This is an interesting one.
Shader model 3 types of constant registers: Boolean, Float and Integer. The "Float" registers are the most interesting ones, because there are the most of these available: 224 (See
docs.microsoft.com/en-us/windows/desktop...-ps-registers-ps-3-0
). So ReShade uses them for all uniforms, because the current D3D9 runtime seems to just reinterpret the data as whatever variable type is bound to them. So storing an 32-bit integer in the 32 float bits works nicely. Unfortunately, the "rep" instruction which is used for loops (See
docs.microsoft.com/en-us/windows/desktop/direct3dhlsl/rep---ps
instruction) requires the repeat counter to be an Integer register. The HLSL compiler silently ignores the fact that ReShade decorated the uniform variable with ": register(cXXX)" and just uses the first available Integer register instead (Yay!
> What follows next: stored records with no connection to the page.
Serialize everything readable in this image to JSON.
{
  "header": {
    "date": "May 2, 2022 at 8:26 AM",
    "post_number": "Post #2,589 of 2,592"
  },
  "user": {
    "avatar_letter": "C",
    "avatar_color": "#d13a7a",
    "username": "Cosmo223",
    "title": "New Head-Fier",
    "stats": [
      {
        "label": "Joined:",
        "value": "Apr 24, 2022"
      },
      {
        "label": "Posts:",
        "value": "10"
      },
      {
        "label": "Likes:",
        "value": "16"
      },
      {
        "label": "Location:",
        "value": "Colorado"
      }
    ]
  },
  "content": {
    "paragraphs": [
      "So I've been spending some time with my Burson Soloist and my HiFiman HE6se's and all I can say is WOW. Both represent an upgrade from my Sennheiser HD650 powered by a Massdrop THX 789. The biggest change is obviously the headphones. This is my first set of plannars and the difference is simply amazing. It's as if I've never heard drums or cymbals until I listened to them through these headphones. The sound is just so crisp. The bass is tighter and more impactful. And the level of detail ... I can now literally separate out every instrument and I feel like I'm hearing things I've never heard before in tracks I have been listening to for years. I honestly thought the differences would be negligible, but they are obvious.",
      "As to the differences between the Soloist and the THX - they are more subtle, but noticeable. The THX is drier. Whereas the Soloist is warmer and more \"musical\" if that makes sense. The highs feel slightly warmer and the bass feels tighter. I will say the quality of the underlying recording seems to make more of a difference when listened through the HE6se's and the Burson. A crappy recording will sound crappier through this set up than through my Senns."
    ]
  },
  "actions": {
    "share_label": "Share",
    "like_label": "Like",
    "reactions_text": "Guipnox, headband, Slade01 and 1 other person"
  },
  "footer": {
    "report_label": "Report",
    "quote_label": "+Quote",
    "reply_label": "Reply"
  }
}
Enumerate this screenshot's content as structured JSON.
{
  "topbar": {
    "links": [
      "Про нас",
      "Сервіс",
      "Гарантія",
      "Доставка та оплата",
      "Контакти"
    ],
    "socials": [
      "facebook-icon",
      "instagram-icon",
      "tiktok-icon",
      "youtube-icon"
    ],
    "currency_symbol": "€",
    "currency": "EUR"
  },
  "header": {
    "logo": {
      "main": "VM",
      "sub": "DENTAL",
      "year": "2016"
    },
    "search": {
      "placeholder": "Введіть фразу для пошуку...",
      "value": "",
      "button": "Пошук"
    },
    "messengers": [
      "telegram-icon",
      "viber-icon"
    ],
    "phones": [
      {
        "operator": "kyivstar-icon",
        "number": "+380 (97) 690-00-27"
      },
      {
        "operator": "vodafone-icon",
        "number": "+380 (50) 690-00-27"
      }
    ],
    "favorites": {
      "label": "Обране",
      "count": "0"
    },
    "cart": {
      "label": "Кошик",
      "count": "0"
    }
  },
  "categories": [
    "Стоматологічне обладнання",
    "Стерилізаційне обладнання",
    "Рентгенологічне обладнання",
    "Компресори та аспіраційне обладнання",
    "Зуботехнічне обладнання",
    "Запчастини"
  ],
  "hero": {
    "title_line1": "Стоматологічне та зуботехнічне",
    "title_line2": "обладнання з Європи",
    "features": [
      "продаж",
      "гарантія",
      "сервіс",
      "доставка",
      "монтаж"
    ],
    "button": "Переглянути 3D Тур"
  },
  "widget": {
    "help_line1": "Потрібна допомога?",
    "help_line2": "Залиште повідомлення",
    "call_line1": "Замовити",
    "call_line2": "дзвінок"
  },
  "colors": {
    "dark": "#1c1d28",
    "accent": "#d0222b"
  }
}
Yet another thing to add to the list of things where D3DCompiler messes up). But since ReShade never binds any data to those, it will always hold the value zero and as such the loop is never executed.
Quite honestly I don't know how to fix that. ReShade would have to detect if a uniform variable was used as a loop counter somehow and also allocate an Integer register in that case. Just pushing all uniform variables into integer registers as well doesn't work (there are only 16 of those).